His farm was right on the edge of town. If she walked out her front door and crossed a couple acres of Landers properly, she would come to the edge of Rich’s land. However, she drove. It was possible to catch a glimpse of the house from the road. It was not dissimilar to most of the housing stock along the river—a large clapboard farmhouse with a huge porch from which, she guessed, you could see the lake. But Rich had painted it a dark green, not a normal midwestern hue—most of the houses in the area were white, a few were yellow, and every once in a while you’
d see a light blue. In the summer, the color made it disappear into the trees, which was probably Rich’s intent. He seemed a very private man.
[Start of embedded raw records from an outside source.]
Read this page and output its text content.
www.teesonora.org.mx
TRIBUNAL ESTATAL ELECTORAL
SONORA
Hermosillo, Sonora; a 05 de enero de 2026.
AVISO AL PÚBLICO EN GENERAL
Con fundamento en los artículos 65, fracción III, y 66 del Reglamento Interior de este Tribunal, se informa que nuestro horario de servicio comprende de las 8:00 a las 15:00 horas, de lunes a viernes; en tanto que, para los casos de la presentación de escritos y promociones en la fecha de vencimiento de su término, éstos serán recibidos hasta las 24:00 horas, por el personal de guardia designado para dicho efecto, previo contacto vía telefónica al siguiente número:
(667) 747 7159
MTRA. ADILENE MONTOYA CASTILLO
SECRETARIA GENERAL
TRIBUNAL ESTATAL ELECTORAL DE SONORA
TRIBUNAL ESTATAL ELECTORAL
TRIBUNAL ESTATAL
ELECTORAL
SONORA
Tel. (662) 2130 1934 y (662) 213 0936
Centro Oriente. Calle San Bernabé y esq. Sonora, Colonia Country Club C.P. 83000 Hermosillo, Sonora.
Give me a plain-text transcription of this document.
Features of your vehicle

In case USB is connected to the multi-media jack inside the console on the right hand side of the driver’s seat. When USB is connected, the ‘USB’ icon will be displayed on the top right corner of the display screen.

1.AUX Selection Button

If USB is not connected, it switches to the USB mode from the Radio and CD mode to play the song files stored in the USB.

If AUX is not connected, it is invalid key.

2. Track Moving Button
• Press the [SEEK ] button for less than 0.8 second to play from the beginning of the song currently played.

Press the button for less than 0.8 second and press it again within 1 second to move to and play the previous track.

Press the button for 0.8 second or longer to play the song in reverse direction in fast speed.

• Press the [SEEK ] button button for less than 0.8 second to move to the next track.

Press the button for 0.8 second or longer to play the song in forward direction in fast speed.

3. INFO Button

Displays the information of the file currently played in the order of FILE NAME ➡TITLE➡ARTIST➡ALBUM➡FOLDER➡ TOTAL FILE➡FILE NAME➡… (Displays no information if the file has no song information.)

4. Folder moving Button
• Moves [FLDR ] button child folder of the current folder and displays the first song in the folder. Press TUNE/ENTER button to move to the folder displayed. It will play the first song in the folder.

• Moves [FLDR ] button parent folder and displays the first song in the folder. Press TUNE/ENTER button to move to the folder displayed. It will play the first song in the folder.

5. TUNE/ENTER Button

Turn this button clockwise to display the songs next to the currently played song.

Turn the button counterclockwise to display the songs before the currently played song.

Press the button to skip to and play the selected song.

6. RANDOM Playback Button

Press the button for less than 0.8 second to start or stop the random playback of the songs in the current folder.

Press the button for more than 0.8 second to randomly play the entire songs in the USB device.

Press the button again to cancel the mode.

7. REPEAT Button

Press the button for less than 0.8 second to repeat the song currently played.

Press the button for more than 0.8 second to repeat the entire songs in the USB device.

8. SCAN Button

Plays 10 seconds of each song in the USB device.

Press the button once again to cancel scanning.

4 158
The driveway curved up from the road, and the house sat facing the lake. Claire parked next to Rich’s pickup truck and stepped out of her squad car. The barn, tucked into the woods, was beautiful. She loved old barns, and it did her heart good to see this one—so big and so old—looking in such good shape. It was red, but a soft, almost translucent red that let the wood show through.
Just as she was staring at it, Rich pushed open the barn door and came out carrying a baby pheasant in his hands. He was wearing jeans, an old T-shirt that read John Deere, and work boots. His hair fell in his face as he held the bird out to her.